Monday, a day before Wolf was inaugurated, we published an op-ed in the Philadelphia Inquirer calling on him to make stopping fracking a priority for his administration. Challenging Wolf to separate himself from former Governor Corbett’s failed policies on fracking, we wrote that Wolf was largely shaping up to be a continuation of the status quo: unchecked pollution and health risks from an unchecked industry.
We knew we would need more than just the facts to be heard by Wolf. So on Inauguration Day, we assembled more than 250 Pennsylvanians from all corners of the state at a church nearby the Capitol. We marched as a group to the Capitol, accompanied by Gasland’s Josh Fox, catching the attention of the legislators and reporters assembling at the inauguration site. Once the inauguration started, we took the demands spelled out in our op-ed the day before and chanted them directly to Wolf and all the attendees at the ceremony.
Attendees chanted “ban fracking now” with such volume it seemed our collective vocal cords would give out after a few minutes. But, as we went on, and reporters Tweeted that they were having trouble making out the content of Wolf’s remarks over our yells, we began to realize just how loud – and powerful – we really were. When all was said and done, we felt more confident than ever that Governor Wolf had truly heard us and internalized our strength.
Later in the week, Food & Water Watch released a report with Berks Gas Truth clarifying exactly why we had had so much trouble being heard by Wolf short of vocally taking over the inauguration: his ears had been clogged with money from the gas industry. Analyzing Wolf’s campaign finance reports, we found individuals, corporations and PACs associated with the gas industry totaled $1.5 million.

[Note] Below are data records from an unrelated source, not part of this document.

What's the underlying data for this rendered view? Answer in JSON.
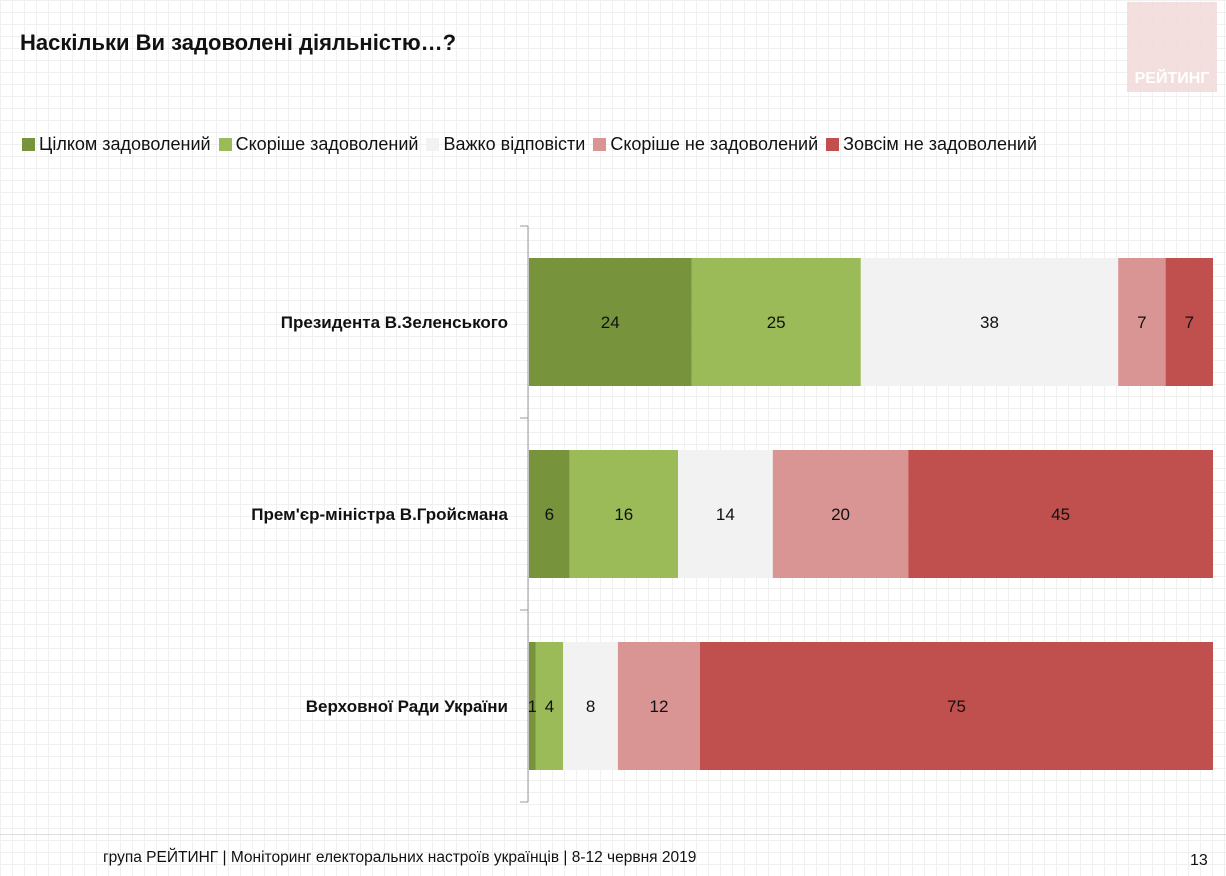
{
  "title": "Наскільки Ви задоволені діяльністю…?",
  "logo_text": "РЕЙТИНГ",
  "footer": "група РЕЙТИНГ | Моніторинг електоральних настроїв українців  | 8-12 червня 2019",
  "page_number": "13",
  "chart_data": {
    "type": "bar",
    "orientation": "horizontal",
    "stacked": true,
    "categories": [
      "Президента В.Зеленського",
      "Прем'єр-міністра В.Гройсмана",
      "Верховної Ради України"
    ],
    "series": [
      {
        "name": "Цілком задоволений",
        "color": "#77933c",
        "values": [
          24,
          6,
          1
        ]
      },
      {
        "name": "Скоріше задоволений",
        "color": "#9bbb59",
        "values": [
          25,
          16,
          4
        ]
      },
      {
        "name": "Важко відповісти",
        "color": "#f2f2f2",
        "values": [
          38,
          14,
          8
        ]
      },
      {
        "name": "Скоріше не задоволений",
        "color": "#d99594",
        "values": [
          7,
          20,
          12
        ]
      },
      {
        "name": "Зовсім не задоволений",
        "color": "#c0504d",
        "values": [
          7,
          45,
          75
        ]
      }
    ],
    "legend": "top",
    "data_labels": true
  }
}
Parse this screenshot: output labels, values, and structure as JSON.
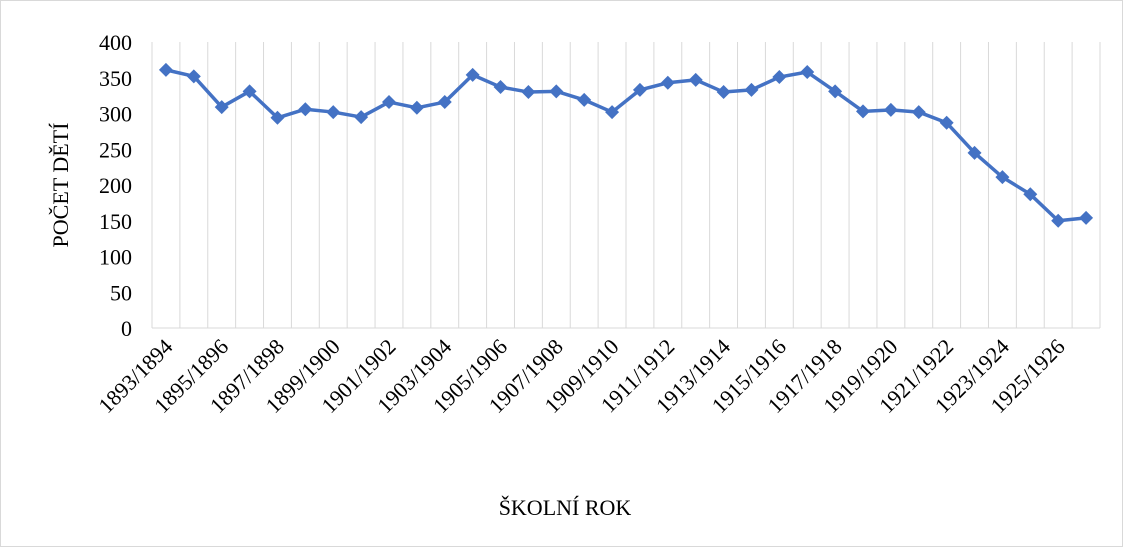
{
  "chart_data": {
    "type": "line",
    "x_label": "ŠKOLNÍ ROK",
    "y_label": "POČET DĚTÍ",
    "categories": [
      "1893/1894",
      null,
      "1895/1896",
      null,
      "1897/1898",
      null,
      "1899/1900",
      null,
      "1901/1902",
      null,
      "1903/1904",
      null,
      "1905/1906",
      null,
      "1907/1908",
      null,
      "1909/1910",
      null,
      "1911/1912",
      null,
      "1913/1914",
      null,
      "1915/1916",
      null,
      "1917/1918",
      null,
      "1919/1920",
      null,
      "1921/1922",
      null,
      "1923/1924",
      null,
      "1925/1926",
      null
    ],
    "values": [
      361,
      352,
      309,
      331,
      294,
      306,
      302,
      295,
      316,
      308,
      316,
      354,
      337,
      330,
      331,
      319,
      302,
      333,
      343,
      347,
      330,
      333,
      351,
      358,
      331,
      303,
      305,
      302,
      287,
      245,
      211,
      187,
      150,
      154
    ],
    "color": "#4472c4",
    "ylim": [
      0,
      400
    ],
    "yticks": [
      0,
      50,
      100,
      150,
      200,
      250,
      300,
      350,
      400
    ]
  }
}
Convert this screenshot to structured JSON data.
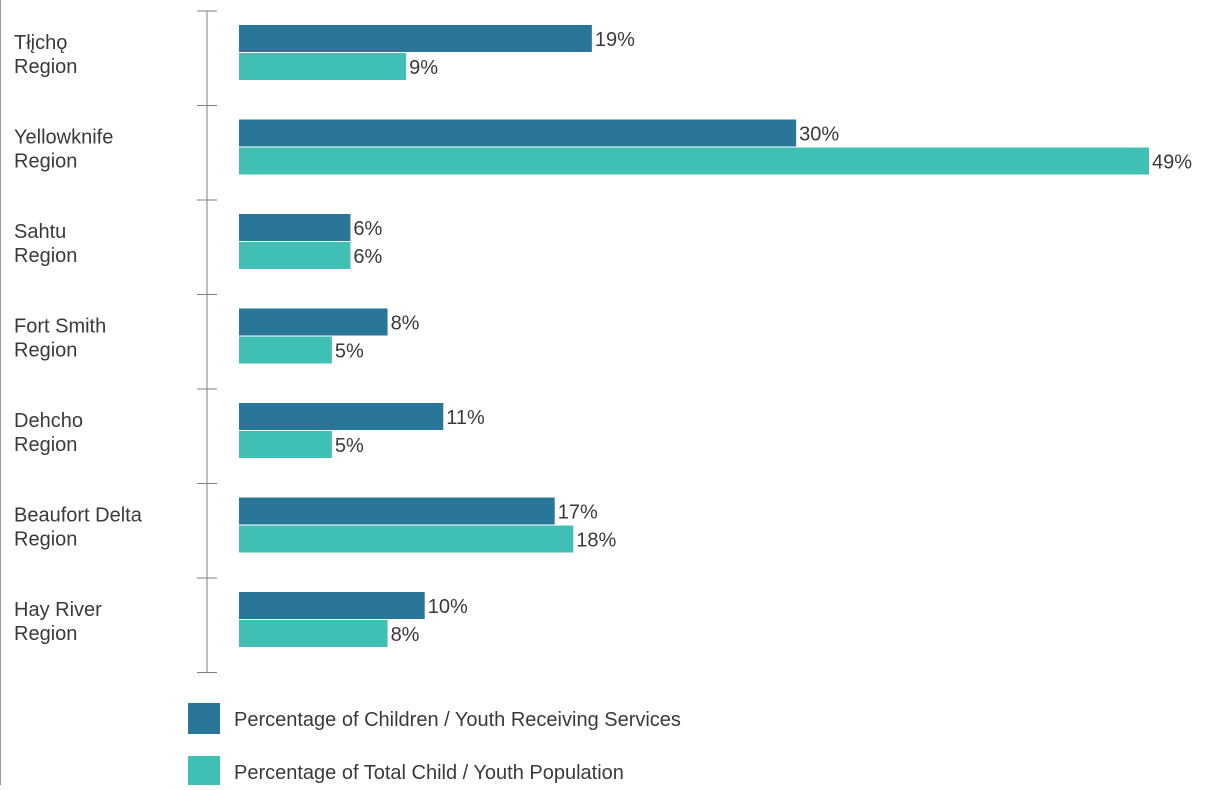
{
  "chart_data": {
    "type": "bar",
    "orientation": "horizontal",
    "categories": [
      [
        "Tłįchǫ",
        "Region"
      ],
      [
        "Yellowknife",
        "Region"
      ],
      [
        "Sahtu",
        "Region"
      ],
      [
        "Fort Smith",
        "Region"
      ],
      [
        "Dehcho",
        "Region"
      ],
      [
        "Beaufort Delta",
        "Region"
      ],
      [
        "Hay River",
        "Region"
      ]
    ],
    "series": [
      {
        "name": "Percentage of Children / Youth Receiving Services",
        "color": "#2a7699",
        "values": [
          19,
          30,
          6,
          8,
          11,
          17,
          10
        ],
        "labels": [
          "19%",
          "30%",
          "6%",
          "8%",
          "11%",
          "17%",
          "10%"
        ]
      },
      {
        "name": "Percentage of Total Child / Youth Population",
        "color": "#40c0b5",
        "values": [
          9,
          49,
          6,
          5,
          5,
          18,
          8
        ],
        "labels": [
          "9%",
          "49%",
          "6%",
          "5%",
          "5%",
          "18%",
          "8%"
        ]
      }
    ],
    "xlim": [
      0,
      49
    ],
    "grid": false,
    "legend_position": "bottom"
  }
}
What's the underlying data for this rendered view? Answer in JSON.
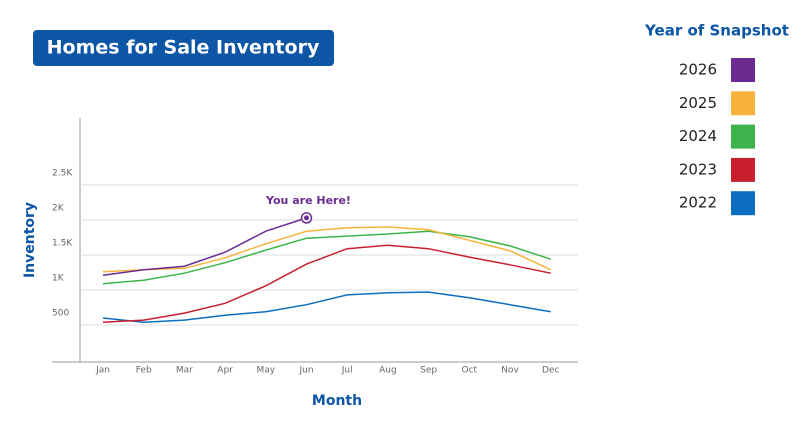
{
  "chart_data": {
    "type": "line",
    "title": "Homes for Sale Inventory",
    "x_label": "Month",
    "y_label": "Inventory",
    "legend_title": "Year of Snapshot",
    "legend": "right",
    "annotation": "You are Here!",
    "categories": [
      "Jan",
      "Feb",
      "Mar",
      "Apr",
      "May",
      "Jun",
      "Jul",
      "Aug",
      "Sep",
      "Oct",
      "Nov",
      "Dec"
    ],
    "ylim": [
      0,
      3500
    ],
    "yticks": [
      500,
      {
        "value": 1000,
        "label": "1K"
      },
      {
        "value": 1500,
        "label": "1.5K"
      },
      {
        "value": 2000,
        "label": "2K"
      },
      {
        "value": 2500,
        "label": "2.5K"
      }
    ],
    "grid": true,
    "series": [
      {
        "name": "2026",
        "color": "#6a2c91",
        "values": [
          1210,
          1290,
          1340,
          1540,
          1840,
          2030,
          null,
          null,
          null,
          null,
          null,
          null
        ]
      },
      {
        "name": "2025",
        "color": "#f7b33b",
        "values": [
          1260,
          1290,
          1310,
          1460,
          1660,
          1840,
          1890,
          1900,
          1860,
          1710,
          1560,
          1290
        ]
      },
      {
        "name": "2024",
        "color": "#3cb44b",
        "values": [
          1090,
          1140,
          1240,
          1390,
          1570,
          1740,
          1770,
          1800,
          1840,
          1760,
          1630,
          1440
        ]
      },
      {
        "name": "2023",
        "color": "#c8202f",
        "values": [
          540,
          570,
          670,
          810,
          1060,
          1370,
          1590,
          1640,
          1590,
          1470,
          1360,
          1240
        ]
      },
      {
        "name": "2022",
        "color": "#0d6ebf",
        "values": [
          600,
          540,
          570,
          640,
          690,
          790,
          930,
          960,
          970,
          890,
          790,
          690
        ]
      }
    ]
  }
}
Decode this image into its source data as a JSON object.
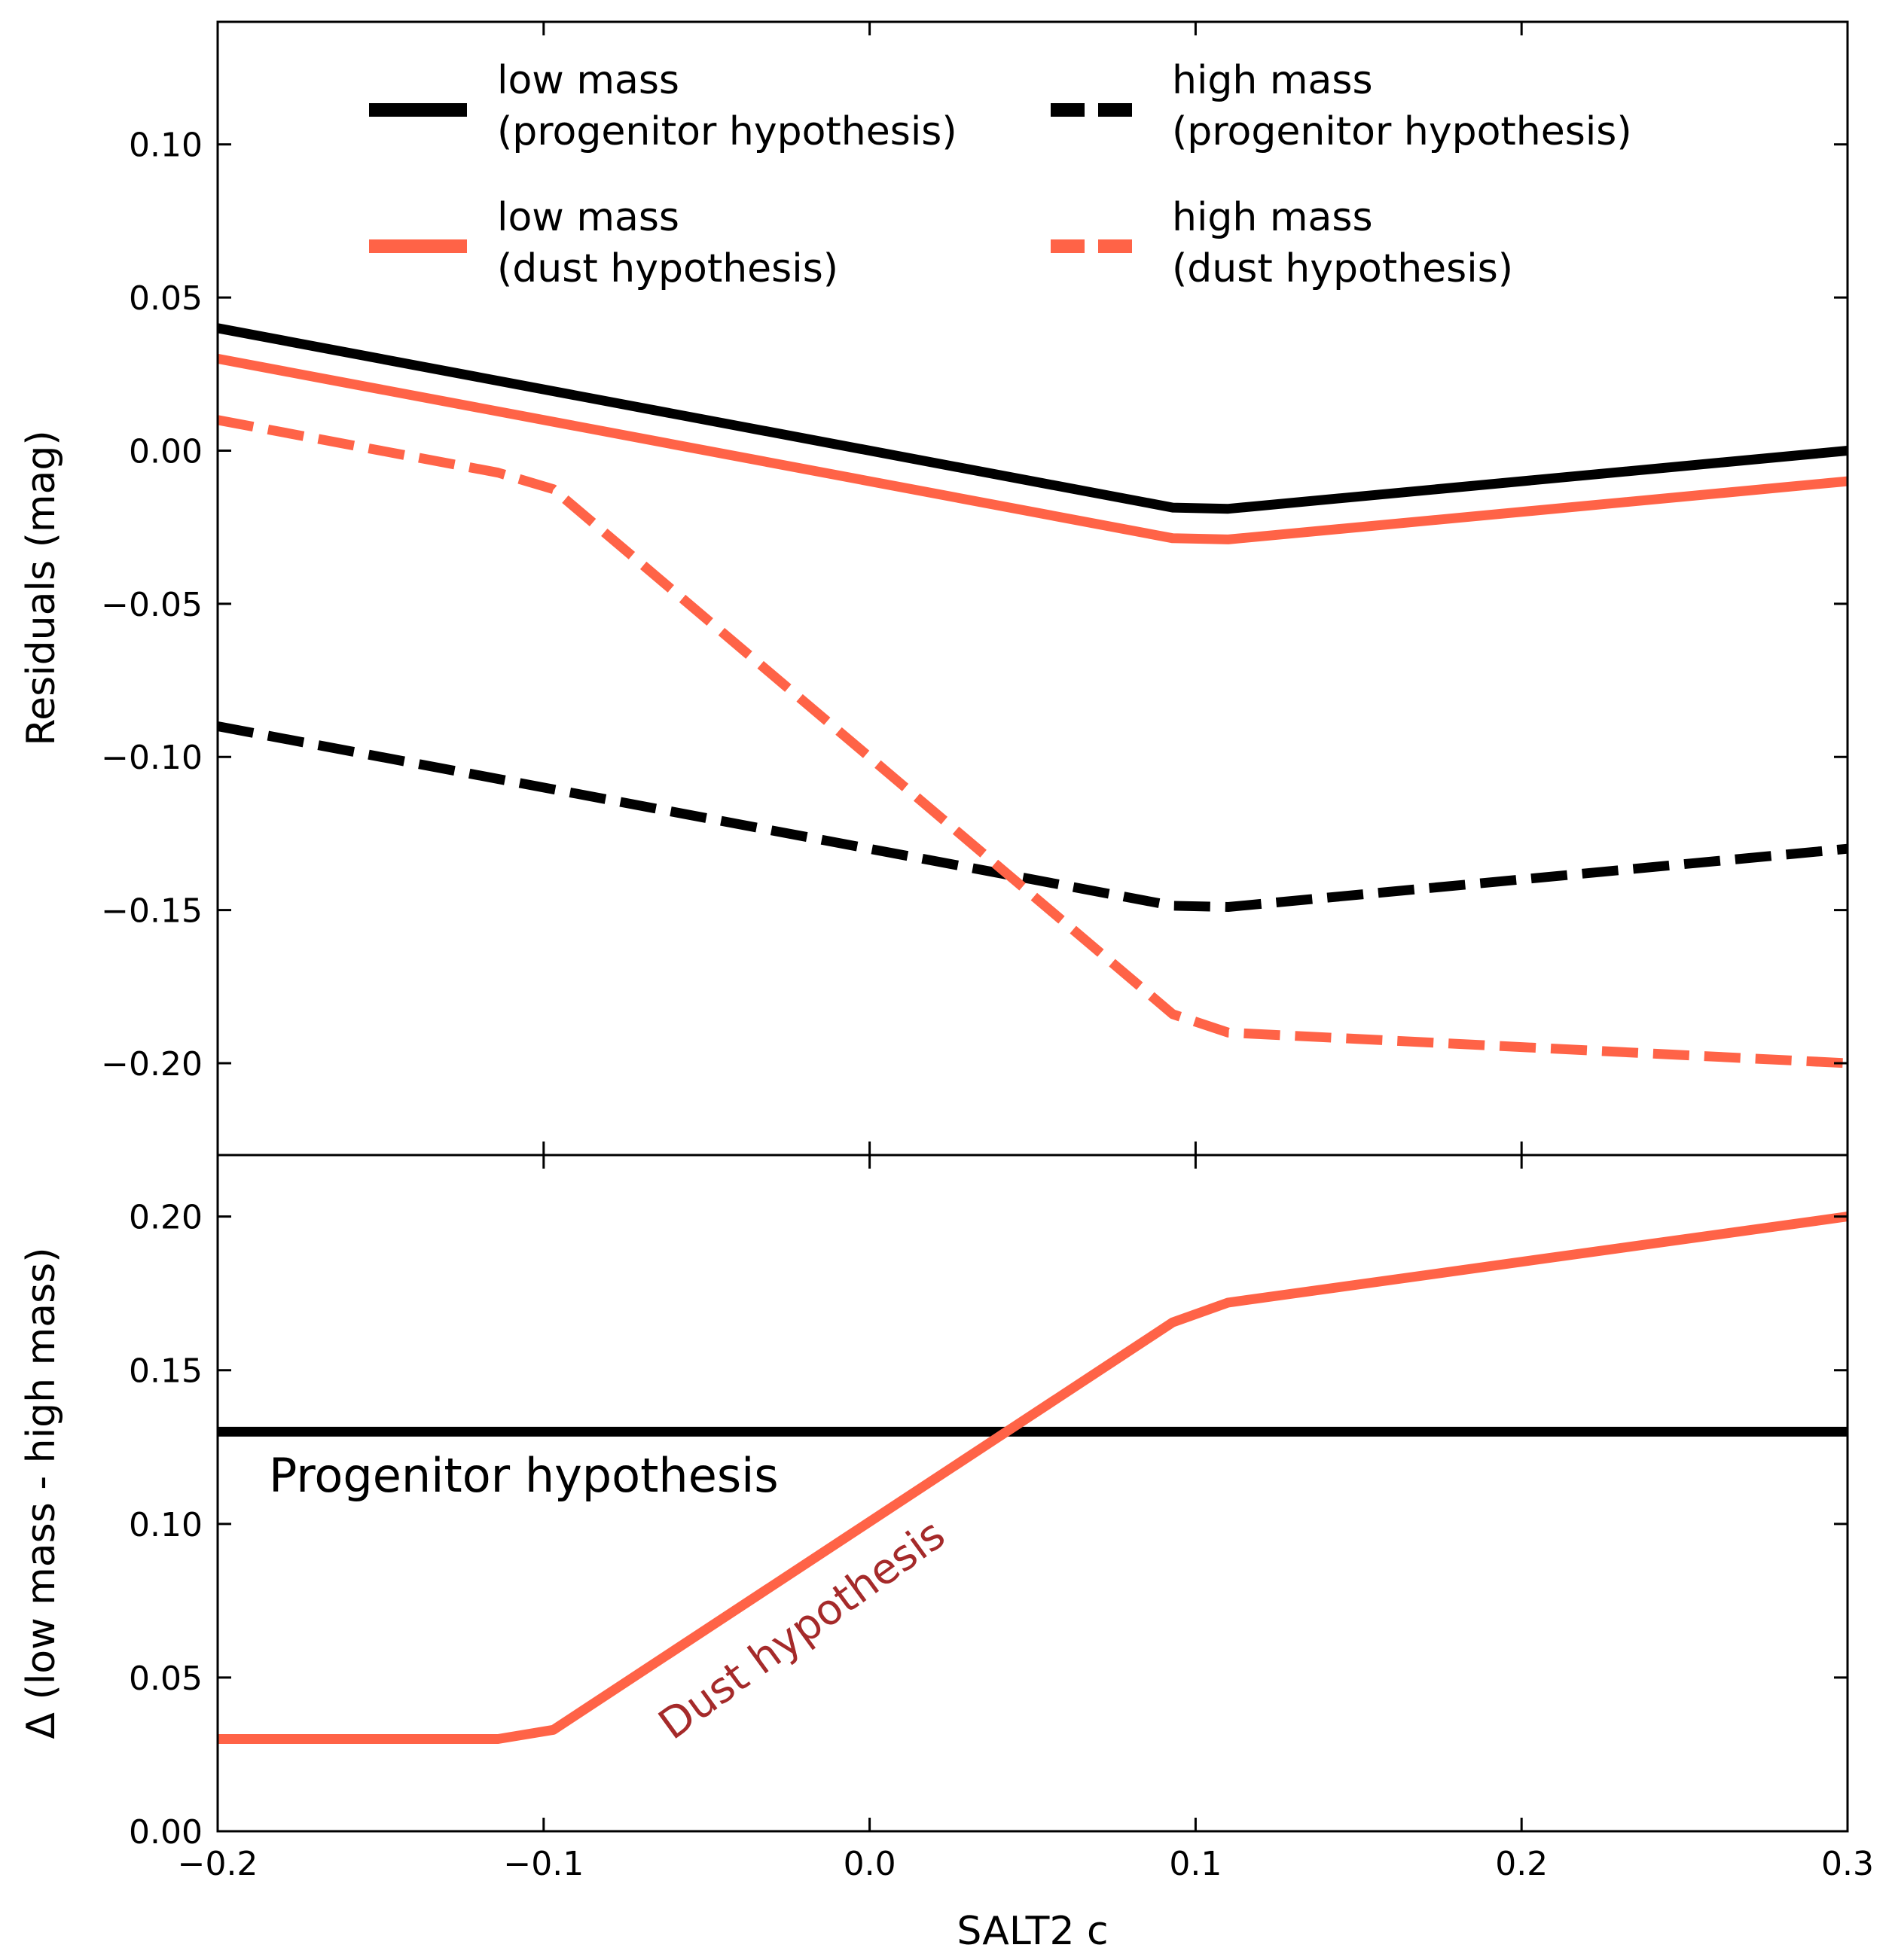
{
  "colors": {
    "progenitor": "#000000",
    "dust": "#FF6347",
    "dust_label": "#A52A2A"
  },
  "chart_data": [
    {
      "type": "line",
      "panel": "top",
      "xlabel": "SALT2 c",
      "ylabel": "Residuals (mag)",
      "xlim": [
        -0.2,
        0.3
      ],
      "ylim": [
        -0.23,
        0.14
      ],
      "yticks": [
        0.1,
        0.05,
        0.0,
        -0.05,
        -0.1,
        -0.15,
        -0.2
      ],
      "ytick_labels": [
        "0.10",
        "0.05",
        "0.00",
        "−0.05",
        "−0.10",
        "−0.15",
        "−0.20"
      ],
      "legend_placement": "upper center, two columns",
      "series": [
        {
          "name": "low mass (progenitor hypothesis)",
          "label_line1": "low mass",
          "label_line2": "(progenitor hypothesis)",
          "color": "progenitor",
          "dash": "solid",
          "x": [
            -0.2,
            0.093,
            0.11,
            0.3
          ],
          "y": [
            0.04,
            -0.0186,
            -0.019,
            0.0
          ]
        },
        {
          "name": "high mass (progenitor hypothesis)",
          "label_line1": "high mass",
          "label_line2": "(progenitor hypothesis)",
          "color": "progenitor",
          "dash": "dashed",
          "x": [
            -0.2,
            0.093,
            0.11,
            0.3
          ],
          "y": [
            -0.09,
            -0.1486,
            -0.149,
            -0.13
          ]
        },
        {
          "name": "low mass (dust hypothesis)",
          "label_line1": "low mass",
          "label_line2": "(dust hypothesis)",
          "color": "dust",
          "dash": "solid",
          "x": [
            -0.2,
            0.093,
            0.11,
            0.3
          ],
          "y": [
            0.03,
            -0.0286,
            -0.029,
            -0.01
          ]
        },
        {
          "name": "high mass (dust hypothesis)",
          "label_line1": "high mass",
          "label_line2": "(dust hypothesis)",
          "color": "dust",
          "dash": "dashed",
          "x": [
            -0.2,
            -0.114,
            -0.097,
            0.093,
            0.11,
            0.3
          ],
          "y": [
            0.01,
            -0.0072,
            -0.0126,
            -0.184,
            -0.19,
            -0.2
          ]
        }
      ]
    },
    {
      "type": "line",
      "panel": "bottom",
      "xlabel": "SALT2 c",
      "ylabel": "Δ (low mass - high mass)",
      "xlim": [
        -0.2,
        0.3
      ],
      "ylim": [
        0.0,
        0.22
      ],
      "xticks": [
        -0.2,
        -0.1,
        0.0,
        0.1,
        0.2,
        0.3
      ],
      "xtick_labels": [
        "−0.2",
        "−0.1",
        "0.0",
        "0.1",
        "0.2",
        "0.3"
      ],
      "yticks": [
        0.0,
        0.05,
        0.1,
        0.15,
        0.2
      ],
      "ytick_labels": [
        "0.00",
        "0.05",
        "0.10",
        "0.15",
        "0.20"
      ],
      "series": [
        {
          "name": "Progenitor hypothesis",
          "color": "progenitor",
          "dash": "solid",
          "x": [
            -0.2,
            0.3
          ],
          "y": [
            0.13,
            0.13
          ]
        },
        {
          "name": "Dust hypothesis",
          "color": "dust",
          "dash": "solid",
          "x": [
            -0.2,
            -0.114,
            -0.097,
            0.093,
            0.11,
            0.3
          ],
          "y": [
            0.03,
            0.03,
            0.033,
            0.1656,
            0.172,
            0.2
          ]
        }
      ],
      "annotations": [
        {
          "text": "Progenitor hypothesis",
          "x": -0.184,
          "y": 0.112,
          "color": "progenitor"
        },
        {
          "text": "Dust hypothesis",
          "x": -0.062,
          "y": 0.031,
          "color": "dust_label",
          "rotation_deg": -36
        }
      ]
    }
  ]
}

We have no illusions regarding how much work it will take to protect Pennsylvanians from fracking by winning a statewide halt. If anything, we now know exactly how much grassroots power we’ll need to show Wolf (roughly the equivalent of $1.5 million in industry payoffs.) But we know that by educating Pennsylvanians and engaging them, one by one, as a part of a statewide movement against fracking, we can win. And I am confident that with our leading partners in Pennsylvanians Against Fracking – Berks Gas Truth, Delaware Riverkeeper Network, Marcellus Outreach Butler, Marcellus Protest, and Pennsylvania Alliance for Clean Air and Water – we have the commitment and motivation required to build what can be the most powerful –and most successful – coalition in the state.